Tour into the Picture / Video Textures

CS 194-26 Final Project  ·  Owen Jow  ·  December 2016

 [01] Part 1: Tour into the Picture 

As project 1 (of 2), we implement a user interface capable of generating 3D scene models from a lone image (a process known as single view reconstruction). Following the techniques described in Tour into the Picture by Horry et al., we represent our scene as an axis-parallel box with five faces:

Figure 01: the interior of a cardboard box

Accordingly, we have to limit our input to scenes that can be modeled with a box volume, i.e. scenes that have a similar structure to the content of Figure 1. We also require that our scenes be one-point perspective; that's actually going to be part of the user input for our program. Examples of valid input scenes are shown below:

Figure 02: potential input imagery

Just a second ago we mentioned user input! Before our program can do anything, we require that the user specify certain constraints on the box-to-be. Specifically, he/she needs to indicate the vanishing point and the back wall of the box by selecting three locations: the vanishing point itself, the top-left corner of the back wall, and the bottom-right corner of the back wall.

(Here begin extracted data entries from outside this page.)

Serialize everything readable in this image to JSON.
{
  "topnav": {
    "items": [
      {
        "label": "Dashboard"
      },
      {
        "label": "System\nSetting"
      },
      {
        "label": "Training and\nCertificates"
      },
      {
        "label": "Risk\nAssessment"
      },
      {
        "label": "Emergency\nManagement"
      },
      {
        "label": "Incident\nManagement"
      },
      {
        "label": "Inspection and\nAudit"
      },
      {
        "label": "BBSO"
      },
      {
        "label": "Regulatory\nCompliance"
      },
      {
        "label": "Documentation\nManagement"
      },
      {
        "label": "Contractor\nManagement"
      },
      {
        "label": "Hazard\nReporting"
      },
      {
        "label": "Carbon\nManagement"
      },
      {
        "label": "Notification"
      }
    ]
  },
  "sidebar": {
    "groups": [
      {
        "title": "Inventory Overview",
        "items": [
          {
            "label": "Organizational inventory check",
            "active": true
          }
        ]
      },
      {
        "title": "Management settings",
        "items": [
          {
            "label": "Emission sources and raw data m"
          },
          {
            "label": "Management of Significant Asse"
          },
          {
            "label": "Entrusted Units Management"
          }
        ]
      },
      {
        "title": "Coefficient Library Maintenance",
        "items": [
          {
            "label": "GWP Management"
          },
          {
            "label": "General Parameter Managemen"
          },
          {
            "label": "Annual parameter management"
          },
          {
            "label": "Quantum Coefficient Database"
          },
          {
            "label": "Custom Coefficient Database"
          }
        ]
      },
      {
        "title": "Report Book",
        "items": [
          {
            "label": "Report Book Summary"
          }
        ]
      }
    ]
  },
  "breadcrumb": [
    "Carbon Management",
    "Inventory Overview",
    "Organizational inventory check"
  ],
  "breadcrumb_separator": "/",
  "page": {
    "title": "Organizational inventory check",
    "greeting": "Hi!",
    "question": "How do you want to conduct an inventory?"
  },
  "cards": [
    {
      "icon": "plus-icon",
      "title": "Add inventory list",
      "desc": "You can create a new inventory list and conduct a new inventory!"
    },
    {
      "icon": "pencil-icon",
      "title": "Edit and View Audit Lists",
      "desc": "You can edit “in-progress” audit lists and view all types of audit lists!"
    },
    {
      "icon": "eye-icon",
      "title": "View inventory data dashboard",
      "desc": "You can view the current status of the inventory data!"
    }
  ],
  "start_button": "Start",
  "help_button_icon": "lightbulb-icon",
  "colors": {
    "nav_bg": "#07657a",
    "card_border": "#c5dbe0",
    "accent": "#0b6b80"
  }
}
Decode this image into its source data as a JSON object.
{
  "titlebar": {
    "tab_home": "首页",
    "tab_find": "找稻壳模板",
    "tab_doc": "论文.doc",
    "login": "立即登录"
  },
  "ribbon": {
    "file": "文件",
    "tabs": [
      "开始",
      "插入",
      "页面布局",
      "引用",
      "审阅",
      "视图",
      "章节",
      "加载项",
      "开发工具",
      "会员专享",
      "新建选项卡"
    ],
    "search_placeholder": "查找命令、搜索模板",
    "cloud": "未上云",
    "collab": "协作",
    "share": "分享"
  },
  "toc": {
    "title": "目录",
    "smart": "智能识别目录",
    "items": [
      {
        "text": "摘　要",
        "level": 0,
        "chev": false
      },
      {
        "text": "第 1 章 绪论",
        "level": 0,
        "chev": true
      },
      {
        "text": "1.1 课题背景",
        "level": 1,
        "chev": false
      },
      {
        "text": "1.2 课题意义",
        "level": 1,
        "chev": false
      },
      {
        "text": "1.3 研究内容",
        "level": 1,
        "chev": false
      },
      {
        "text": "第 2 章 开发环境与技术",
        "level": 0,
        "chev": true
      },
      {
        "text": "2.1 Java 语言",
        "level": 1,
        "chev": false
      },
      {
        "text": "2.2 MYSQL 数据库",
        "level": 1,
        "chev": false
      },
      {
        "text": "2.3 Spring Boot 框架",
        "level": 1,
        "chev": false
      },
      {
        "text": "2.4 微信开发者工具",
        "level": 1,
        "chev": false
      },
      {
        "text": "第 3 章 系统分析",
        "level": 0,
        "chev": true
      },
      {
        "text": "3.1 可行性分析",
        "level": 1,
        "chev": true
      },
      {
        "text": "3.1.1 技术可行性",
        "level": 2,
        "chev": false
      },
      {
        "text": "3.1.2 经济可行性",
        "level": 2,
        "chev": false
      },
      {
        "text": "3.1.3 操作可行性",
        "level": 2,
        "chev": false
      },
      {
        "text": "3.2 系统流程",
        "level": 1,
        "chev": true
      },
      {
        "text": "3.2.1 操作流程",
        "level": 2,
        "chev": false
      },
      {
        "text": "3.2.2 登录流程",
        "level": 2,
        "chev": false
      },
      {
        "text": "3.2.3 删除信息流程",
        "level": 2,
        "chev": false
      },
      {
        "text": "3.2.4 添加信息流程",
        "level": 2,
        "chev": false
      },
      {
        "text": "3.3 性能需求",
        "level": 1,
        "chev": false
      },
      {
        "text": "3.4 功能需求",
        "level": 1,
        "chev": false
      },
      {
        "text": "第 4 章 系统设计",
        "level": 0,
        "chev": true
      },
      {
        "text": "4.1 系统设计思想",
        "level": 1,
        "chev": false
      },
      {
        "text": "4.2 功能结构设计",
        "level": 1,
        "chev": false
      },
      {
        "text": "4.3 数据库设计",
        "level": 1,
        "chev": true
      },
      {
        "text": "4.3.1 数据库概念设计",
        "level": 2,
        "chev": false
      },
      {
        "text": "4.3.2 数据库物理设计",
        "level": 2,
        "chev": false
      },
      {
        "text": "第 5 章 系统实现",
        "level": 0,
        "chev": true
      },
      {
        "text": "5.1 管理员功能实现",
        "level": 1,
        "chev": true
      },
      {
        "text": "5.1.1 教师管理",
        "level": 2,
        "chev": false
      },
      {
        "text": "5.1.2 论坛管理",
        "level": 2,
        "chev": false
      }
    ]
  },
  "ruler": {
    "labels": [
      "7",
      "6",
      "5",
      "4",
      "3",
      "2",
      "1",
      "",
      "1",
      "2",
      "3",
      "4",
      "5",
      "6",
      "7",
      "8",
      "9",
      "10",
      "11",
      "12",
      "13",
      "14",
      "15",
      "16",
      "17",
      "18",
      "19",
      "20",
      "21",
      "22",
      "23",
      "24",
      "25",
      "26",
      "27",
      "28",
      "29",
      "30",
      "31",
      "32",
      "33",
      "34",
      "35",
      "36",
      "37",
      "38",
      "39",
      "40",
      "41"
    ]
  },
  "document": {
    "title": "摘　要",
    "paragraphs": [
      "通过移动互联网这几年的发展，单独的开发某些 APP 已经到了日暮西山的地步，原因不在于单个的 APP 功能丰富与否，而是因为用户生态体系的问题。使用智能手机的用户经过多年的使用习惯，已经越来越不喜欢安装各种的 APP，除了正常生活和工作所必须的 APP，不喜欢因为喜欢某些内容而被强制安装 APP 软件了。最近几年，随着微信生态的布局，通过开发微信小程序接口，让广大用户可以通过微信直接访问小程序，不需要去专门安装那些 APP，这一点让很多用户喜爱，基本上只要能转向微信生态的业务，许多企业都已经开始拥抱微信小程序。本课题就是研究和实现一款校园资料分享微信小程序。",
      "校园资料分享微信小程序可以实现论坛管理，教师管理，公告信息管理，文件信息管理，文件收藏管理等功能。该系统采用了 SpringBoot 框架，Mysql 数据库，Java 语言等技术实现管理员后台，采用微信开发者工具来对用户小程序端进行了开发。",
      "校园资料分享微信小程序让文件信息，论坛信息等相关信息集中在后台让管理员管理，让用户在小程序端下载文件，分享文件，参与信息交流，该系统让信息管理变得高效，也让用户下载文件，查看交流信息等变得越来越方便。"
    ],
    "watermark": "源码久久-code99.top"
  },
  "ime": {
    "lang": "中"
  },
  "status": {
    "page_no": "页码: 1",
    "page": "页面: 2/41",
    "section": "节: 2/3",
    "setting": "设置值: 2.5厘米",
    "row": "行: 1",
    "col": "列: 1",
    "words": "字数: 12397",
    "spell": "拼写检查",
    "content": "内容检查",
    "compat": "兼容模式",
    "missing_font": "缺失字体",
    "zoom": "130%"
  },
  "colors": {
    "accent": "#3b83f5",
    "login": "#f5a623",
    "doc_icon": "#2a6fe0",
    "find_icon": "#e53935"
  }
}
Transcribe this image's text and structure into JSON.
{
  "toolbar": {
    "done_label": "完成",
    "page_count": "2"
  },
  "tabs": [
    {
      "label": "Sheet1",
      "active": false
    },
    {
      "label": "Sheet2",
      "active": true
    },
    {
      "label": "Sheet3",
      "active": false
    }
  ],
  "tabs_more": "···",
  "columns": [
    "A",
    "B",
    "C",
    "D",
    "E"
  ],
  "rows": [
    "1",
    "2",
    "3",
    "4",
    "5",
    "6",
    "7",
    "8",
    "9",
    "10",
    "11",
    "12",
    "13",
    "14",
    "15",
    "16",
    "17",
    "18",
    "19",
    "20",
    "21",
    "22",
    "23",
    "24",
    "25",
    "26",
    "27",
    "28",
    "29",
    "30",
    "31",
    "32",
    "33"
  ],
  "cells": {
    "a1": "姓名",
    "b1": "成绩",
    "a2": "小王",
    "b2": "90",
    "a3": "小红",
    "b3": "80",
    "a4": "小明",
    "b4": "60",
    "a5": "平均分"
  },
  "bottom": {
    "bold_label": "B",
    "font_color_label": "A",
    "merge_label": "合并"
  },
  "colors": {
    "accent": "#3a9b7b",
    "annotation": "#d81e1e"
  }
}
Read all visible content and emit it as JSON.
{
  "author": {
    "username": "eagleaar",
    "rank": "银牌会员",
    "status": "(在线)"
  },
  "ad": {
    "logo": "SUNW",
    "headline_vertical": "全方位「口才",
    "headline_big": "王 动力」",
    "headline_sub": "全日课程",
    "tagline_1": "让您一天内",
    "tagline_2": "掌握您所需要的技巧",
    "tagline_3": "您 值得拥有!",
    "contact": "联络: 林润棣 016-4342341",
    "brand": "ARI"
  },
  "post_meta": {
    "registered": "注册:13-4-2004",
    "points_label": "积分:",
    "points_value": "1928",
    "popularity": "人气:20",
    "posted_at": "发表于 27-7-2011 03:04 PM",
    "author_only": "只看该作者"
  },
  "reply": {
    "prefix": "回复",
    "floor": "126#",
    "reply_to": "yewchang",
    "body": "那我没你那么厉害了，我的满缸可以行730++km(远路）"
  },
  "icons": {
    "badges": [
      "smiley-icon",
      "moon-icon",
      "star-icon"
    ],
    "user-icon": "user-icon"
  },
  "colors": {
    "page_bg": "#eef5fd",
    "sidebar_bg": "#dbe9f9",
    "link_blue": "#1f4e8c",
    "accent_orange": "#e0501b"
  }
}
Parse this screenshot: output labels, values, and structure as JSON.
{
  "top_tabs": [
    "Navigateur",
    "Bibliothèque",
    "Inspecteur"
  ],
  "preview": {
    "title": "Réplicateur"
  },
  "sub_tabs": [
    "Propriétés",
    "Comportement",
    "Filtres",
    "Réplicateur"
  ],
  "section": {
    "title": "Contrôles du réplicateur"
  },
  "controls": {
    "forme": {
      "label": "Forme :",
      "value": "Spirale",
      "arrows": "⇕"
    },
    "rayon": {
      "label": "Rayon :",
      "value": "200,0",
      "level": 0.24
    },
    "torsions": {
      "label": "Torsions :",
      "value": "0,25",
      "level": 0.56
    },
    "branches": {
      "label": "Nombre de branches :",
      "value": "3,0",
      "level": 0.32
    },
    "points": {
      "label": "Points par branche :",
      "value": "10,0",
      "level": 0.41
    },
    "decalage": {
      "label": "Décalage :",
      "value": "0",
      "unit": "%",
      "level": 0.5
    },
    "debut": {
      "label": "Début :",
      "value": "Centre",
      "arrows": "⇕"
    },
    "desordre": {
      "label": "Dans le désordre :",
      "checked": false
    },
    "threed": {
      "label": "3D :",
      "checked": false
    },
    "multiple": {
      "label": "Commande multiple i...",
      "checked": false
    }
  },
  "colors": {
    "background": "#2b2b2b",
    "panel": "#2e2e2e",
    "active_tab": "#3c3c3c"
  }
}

Once we have this information, we can get to work. The user has specified the 2D coordinates of the back wall vertices, but we still need to transform those into 3D. We also need to calculate the 3D coordinates of the remaining four vertices. After we've done so, we'll rectify the textures for each of the five planes (using the projective warping technique from the previous project) and apply them to our 3D box. At this stage, we can move around inside of our box in order to look at the scene from different perspectives. Pretty neat!

Possibly sacrificing efficiency for familiarity, we have written the code for this project in Python 2.7. In doing so, we've also created potential starter code for future Python users; the already-implemented portion is similar to that of the MATLAB version in the assignment spec. Note that for the 3D scene modeling and real-time walkthrough aspects of TIP, we use PyOpenGL and wxPython.

From 2D to 3D: Creating the Axis-Aligned Box

After the user has labeled the vanishing point and back wall, we essentially have this (the blue region in the figure below):

Figure 03: user input

We want to recreate (in 3D) everything else within the image. To do so, we follow this diagram:

Figure 04: similar triangles are godlike

On the left, we have the labeled 2D image. \(V\) is the vanishing point, while \(A\) and \(B\) are – respectively – the bottom- and top-right corners of the back wall. In the other half of the figure, we have a depiction of the side view; if the left image describes the horizontal and vertical dimensions, then the right image describes the vertical and "depth" dimensions. (The vector from \(C\) to \(V\) would be pointing into the image.) \(h_1\) and \(h_2\) are the top and bottom coordinates of the original photograph in a vertical sense, and \(C\) is the camera position (which we know to be level with the vanishing point \(V\)). \(B', V',\) and \(A'\) are the coordinates of \(B, V,\) and \(A\) in "actual" space, or at least that of the 3D box. Finally, \(f\) is the focal length.

Put another way, \(B\) and \(A\) are (respectively) the top of the "top" segment and the bottom of the "bottom" segment shown below. Incidentally, if we consider the x-, y-, and z-dimensions to be width, height, and depth in that order, then Figure 5's crosshair center singles out the x- and y- coordinates of the "camera."

Figure 05: ratio segments

Going back to Figure 4, we know (or can easily calculate) \(a\), \(b\), and \(f\). We also know the width and height of our box, since those will simply be set to the width and height of our back plane. Therefore, the only value remaining to determine is the depth of our box \(d\). To acquire it, we adhere to the following algorithm:

set h = h2 - V.y
set l' = V.y - h1
compute d_bottom as (h * f / a) - f
compute d_top as (l' * f / b) - f

repeat for d_right and d_left (using horizontal a', b', V, h1, and h2 values)
set depth = max of d_bottom, d_top, d_right, d_left

We assert that \(d_{bottom}\) and \(d_{top}\) are equal to \((hf / a) - f\) and \((l'f / b) - f\) because of the properties of similar triangles. \(CVA\) and \(CV'A'\) are similar triangles, as are \(CVB\) and \(CV'B'\), and accordingly we can say that \(f / a = (d_{bottom} + f) / h\) and \(f / b = (d_{top} + f) / l'\).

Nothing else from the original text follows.